Many of the album tracks come from Maltese’s back catalogue and have been previously released, a move many oppose but when you’re as talented as this, it is somewhat completely justifiable and upon listening to the album, reveal just how consistent his work is through the years, all tracks, old and new blend together perfectly and display the change in character and lifestyles he’s had over the past few years.

‘Less and Less’ is the most solemn track on the record, a complete piano ballad over which his vocals croon over heart-breaking lyrics of change over the years and innocence causing people to drift apart from each other, falling out of love and friendship, a serious and mature subject for such a young musician. It is raw with its emotionally driven chorus, confirming Maltese is not afraid to strip himself bare and discuss even the most painful memories and emotions that occur in the cycle of life and progression in humanity.

Breaking the sorrow is ‘Guilty’, however, it retains a downbeat subject matter of lost chances and unrequited love but in a satirical, self-depreciating tone as happy, major piano freestyling give him the opportunity to cut the severity of the tracks prior. This process of shift and ‘give and take’ between sad and happy creates an intensely reflective tone and perhaps a philosophical reminder that in life, relationships and experiences contain both good and bad.

‘Mortals’ brings an end to the 11 track record of perfection, setting a downbeat, pensive mood across the world’s climate, apt in this current era and context. The track begins thin, built around the piano yet less than a minute in, is built with heavy hitting drum beats and high pitched violin expressions, heightening the emotion and leading to dramatic crescendos as the melody begins to step and vocals are scrapped from the track, forcing the melody to take pride of place and revealing the talent contained within Maltese, his band, producers and engineers, this album is a total credit to them. Creating an immersive air, captivating the listener and leaving them reflecting and considering completely on the nature of life (perhaps inducing an existential crisis).

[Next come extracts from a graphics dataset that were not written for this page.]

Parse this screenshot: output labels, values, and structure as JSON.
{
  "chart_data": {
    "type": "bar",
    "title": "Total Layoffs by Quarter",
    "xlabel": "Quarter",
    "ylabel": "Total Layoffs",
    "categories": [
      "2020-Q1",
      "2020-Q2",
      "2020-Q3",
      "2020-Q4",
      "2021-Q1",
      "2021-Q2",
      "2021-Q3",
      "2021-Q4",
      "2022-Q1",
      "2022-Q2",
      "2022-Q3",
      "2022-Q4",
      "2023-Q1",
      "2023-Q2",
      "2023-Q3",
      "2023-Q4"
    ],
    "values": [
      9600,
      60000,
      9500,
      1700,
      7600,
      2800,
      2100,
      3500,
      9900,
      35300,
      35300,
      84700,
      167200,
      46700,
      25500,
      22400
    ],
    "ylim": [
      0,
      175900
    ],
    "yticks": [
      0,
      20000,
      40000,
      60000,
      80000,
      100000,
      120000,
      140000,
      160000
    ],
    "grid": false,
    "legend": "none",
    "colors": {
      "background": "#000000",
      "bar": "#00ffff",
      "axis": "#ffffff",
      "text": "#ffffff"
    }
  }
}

‘Bad Contestant’ proves Matt Maltese’s talent and culminates all the work he has built up over the years of releasing music and capturing the hearts of fans, building a unique image that was once carried by the likes of Jarvis Cocker at the height of Britpop, taking emotionally driven piano ballads into the 21st century and giving them an updated twist with subtle nods to current global issues such as climate change and American politics. ‘Bad Contestant’ is one of the best debut albums to come in years.